A Sophisticated Contemporary Italian Leather.
I love the italian interpretation of leather, most specifically Odori’s Cuoio by Enzo Galardi.
One of my top fragrances ever, this Cuoio Fiorentino is giving it a run for its money.
Cuoio Fiorentino is so complex, so interesting, there are things going on in it well beyond the note tree.
The interactions between ingredients give it layers on layers of additional “smells”.
Definitely getting labdanum, with its spiraling dark depth and wisps of smoke and a little funk.
Patchouli and musk somehow give it a petroleum touch, along with a honey note, its not unlike 1740 in that regard.
This still is fairly soapy like Odori’s Cuoio, similarly spicy but there is a depth and complexity here that takes it much deeper.
Maybe a little less easy to wear.
The resins keep it smooth, working with the musk, veering away from a rougher, dirty leather like Eau d’Hermes.
It morphs around so much, going from fairly sprightly at the start, to deep, complex, dark and I’ll say it, THICK.
Its opaque and solid in smell.
Nothing airy here, and its certainly not light like some of the reviews on other websites imply.
This is the smell of a man that has his life together and enjoys a nice night out on the town with a nice peaty scotch.

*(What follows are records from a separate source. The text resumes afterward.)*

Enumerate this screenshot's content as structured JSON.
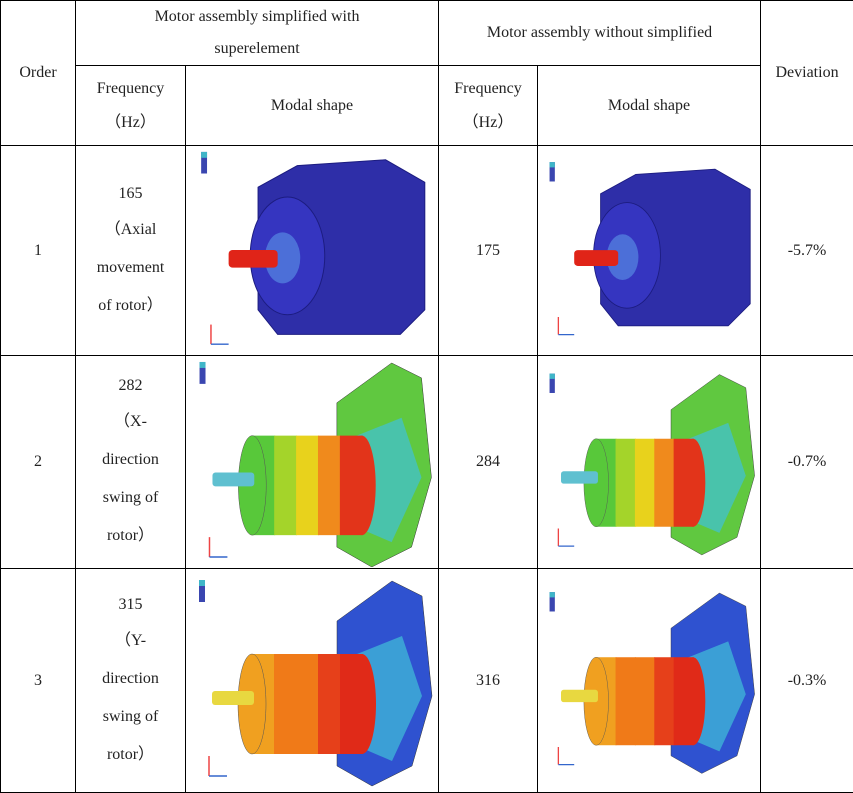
{
  "table": {
    "header": {
      "order": "Order",
      "group_simplified": "Motor assembly simplified with superelement",
      "group_full": "Motor assembly without simplified",
      "deviation": "Deviation",
      "frequency": [
        "Frequency",
        "（Hz）"
      ],
      "frequency_full": [
        "Frequency",
        "（Hz）"
      ],
      "modal_shape": "Modal shape",
      "modal_shape_full": "Modal shape"
    },
    "rows": [
      {
        "order": "1",
        "frequency": "165",
        "description": "（Axial movement of rotor）",
        "frequency_full": "175",
        "deviation": "-5.7%"
      },
      {
        "order": "2",
        "frequency": "282",
        "description": "（X-direction swing of rotor）",
        "frequency_full": "284",
        "deviation": "-0.7%"
      },
      {
        "order": "3",
        "frequency": "315",
        "description": "（Y-direction swing of rotor）",
        "frequency_full": "316",
        "deviation": "-0.3%"
      }
    ]
  }
}
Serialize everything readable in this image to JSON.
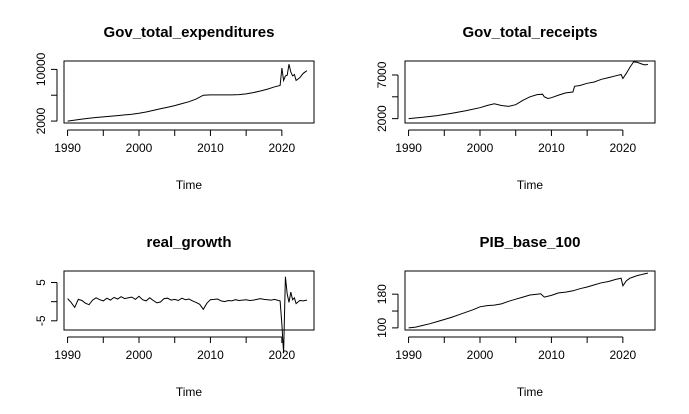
{
  "chart_data": [
    {
      "type": "line",
      "title": "Gov_total_expenditures",
      "xlabel": "Time",
      "ylabel": "",
      "xlim": [
        1989.5,
        2024.5
      ],
      "ylim": [
        1700,
        11300
      ],
      "x_ticks": [
        1990,
        2000,
        2010,
        2020
      ],
      "y_ticks": [
        2000,
        6000,
        10000
      ],
      "y_tick_labels": [
        "2000",
        "",
        "10000"
      ],
      "minor_y_ticks": [
        6000
      ],
      "series": [
        {
          "x": [
            1990,
            1991,
            1992,
            1993,
            1994,
            1995,
            1996,
            1997,
            1998,
            1999,
            2000,
            2001,
            2002,
            2003,
            2004,
            2005,
            2006,
            2007,
            2008,
            2009,
            2010,
            2011,
            2012,
            2013,
            2014,
            2015,
            2016,
            2017,
            2018,
            2019,
            2019.75,
            2020,
            2020.25,
            2020.5,
            2020.75,
            2021,
            2021.25,
            2021.5,
            2021.75,
            2022,
            2022.5,
            2023,
            2023.5
          ],
          "values": [
            2000,
            2150,
            2300,
            2450,
            2550,
            2650,
            2750,
            2850,
            2950,
            3050,
            3200,
            3400,
            3650,
            3900,
            4150,
            4400,
            4700,
            5000,
            5400,
            6000,
            6050,
            6050,
            6050,
            6050,
            6100,
            6200,
            6400,
            6650,
            6950,
            7300,
            7500,
            10200,
            8300,
            9000,
            9100,
            10800,
            9600,
            9000,
            9200,
            8300,
            8700,
            9400,
            9800
          ]
        }
      ]
    },
    {
      "type": "line",
      "title": "Gov_total_receipts",
      "xlabel": "Time",
      "ylabel": "",
      "xlim": [
        1989.5,
        2024.5
      ],
      "ylim": [
        1500,
        8600
      ],
      "x_ticks": [
        1990,
        2000,
        2010,
        2020
      ],
      "y_ticks": [
        2000,
        4500,
        7000
      ],
      "y_tick_labels": [
        "2000",
        "",
        "7000"
      ],
      "minor_y_ticks": [
        4500
      ],
      "series": [
        {
          "x": [
            1990,
            1992,
            1994,
            1996,
            1998,
            2000,
            2001,
            2002,
            2003,
            2004,
            2005,
            2006,
            2007,
            2008,
            2008.75,
            2009,
            2009.5,
            2010,
            2011,
            2012,
            2013,
            2013.25,
            2014,
            2015,
            2016,
            2017,
            2018,
            2019,
            2019.75,
            2020,
            2020.5,
            2021,
            2021.5,
            2022,
            2022.5,
            2023,
            2023.5
          ],
          "values": [
            2000,
            2150,
            2350,
            2600,
            2900,
            3250,
            3500,
            3700,
            3500,
            3400,
            3600,
            4100,
            4500,
            4750,
            4800,
            4500,
            4300,
            4400,
            4700,
            4950,
            5050,
            5700,
            5800,
            6050,
            6200,
            6500,
            6700,
            6900,
            7050,
            6600,
            7200,
            7900,
            8500,
            8450,
            8300,
            8150,
            8200
          ]
        }
      ]
    },
    {
      "type": "line",
      "title": "real_growth",
      "xlabel": "Time",
      "ylabel": "",
      "xlim": [
        1989.5,
        2024.5
      ],
      "ylim": [
        -7.4,
        8
      ],
      "x_ticks": [
        1990,
        2000,
        2010,
        2020
      ],
      "y_ticks": [
        -5,
        0,
        5
      ],
      "y_tick_labels": [
        "-5",
        "",
        "5"
      ],
      "minor_y_ticks": [
        0
      ],
      "series": [
        {
          "x": [
            1990,
            1990.5,
            1991,
            1991.5,
            1992,
            1992.5,
            1993,
            1993.5,
            1994,
            1994.5,
            1995,
            1995.5,
            1996,
            1996.5,
            1997,
            1997.5,
            1998,
            1998.5,
            1999,
            1999.5,
            2000,
            2000.5,
            2001,
            2001.5,
            2002,
            2002.5,
            2003,
            2003.5,
            2004,
            2004.5,
            2005,
            2005.5,
            2006,
            2006.5,
            2007,
            2007.5,
            2008,
            2008.5,
            2009,
            2009.5,
            2010,
            2010.5,
            2011,
            2011.5,
            2012,
            2012.5,
            2013,
            2013.5,
            2014,
            2014.5,
            2015,
            2015.5,
            2016,
            2016.5,
            2017,
            2017.5,
            2018,
            2018.5,
            2019,
            2019.5,
            2019.75,
            2020,
            2020.25,
            2020.5,
            2020.75,
            2021,
            2021.25,
            2021.5,
            2021.75,
            2022,
            2022.5,
            2023,
            2023.5
          ],
          "values": [
            0.8,
            -0.2,
            -1.5,
            0.6,
            0.3,
            -0.4,
            -0.8,
            0.4,
            1.0,
            0.5,
            0.2,
            0.9,
            0.4,
            1.1,
            0.7,
            1.3,
            0.8,
            1.0,
            1.2,
            0.6,
            1.4,
            0.5,
            0.2,
            1.0,
            0.3,
            -0.3,
            -0.1,
            0.8,
            0.9,
            0.4,
            0.6,
            0.3,
            0.9,
            0.5,
            0.7,
            0.2,
            -0.2,
            -0.7,
            -2.0,
            -0.4,
            0.5,
            0.6,
            0.7,
            0.2,
            0.0,
            0.3,
            0.2,
            0.5,
            0.3,
            0.4,
            0.5,
            0.3,
            0.4,
            0.6,
            0.8,
            0.6,
            0.5,
            0.4,
            0.6,
            0.3,
            0.2,
            -6.0,
            -13.5,
            6.5,
            2.0,
            -0.2,
            2.5,
            0.5,
            1.0,
            -0.5,
            0.3,
            0.2,
            0.4
          ]
        }
      ]
    },
    {
      "type": "line",
      "title": "PIB_base_100",
      "xlabel": "Time",
      "ylabel": "",
      "xlim": [
        1989.5,
        2024.5
      ],
      "ylim": [
        95,
        235
      ],
      "x_ticks": [
        1990,
        2000,
        2010,
        2020
      ],
      "y_ticks": [
        100,
        140,
        180
      ],
      "y_tick_labels": [
        "100",
        "",
        "180"
      ],
      "minor_y_ticks": [
        140
      ],
      "series": [
        {
          "x": [
            1990,
            1991,
            1992,
            1993,
            1994,
            1995,
            1996,
            1997,
            1998,
            1999,
            2000,
            2001,
            2002,
            2003,
            2004,
            2005,
            2006,
            2007,
            2008,
            2008.5,
            2009,
            2010,
            2011,
            2012,
            2013,
            2014,
            2015,
            2016,
            2017,
            2018,
            2019,
            2019.75,
            2020,
            2020.5,
            2021,
            2021.5,
            2022,
            2022.5,
            2023,
            2023.5
          ],
          "values": [
            100,
            102,
            106,
            110,
            115,
            120,
            125,
            131,
            137,
            143,
            150,
            153,
            154,
            157,
            163,
            168,
            173,
            178,
            180,
            181,
            173,
            177,
            183,
            185,
            188,
            193,
            197,
            202,
            207,
            210,
            215,
            218,
            200,
            212,
            218,
            221,
            224,
            226,
            228,
            230
          ]
        }
      ]
    }
  ]
}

Not a fragrance for the kids or the loud night clubbers.
This smells of the night, Bruce Wayne stuff.
Performance is best described as persistently medium volume from start to finish, not much of a fade away here.
Cuoio Fiorentino is a dark, menacing take on saddle styled leather fragrances like Hermes’ Equipage and Odori’s Cuoio. Its solid, persistent performance reinforces its excellence.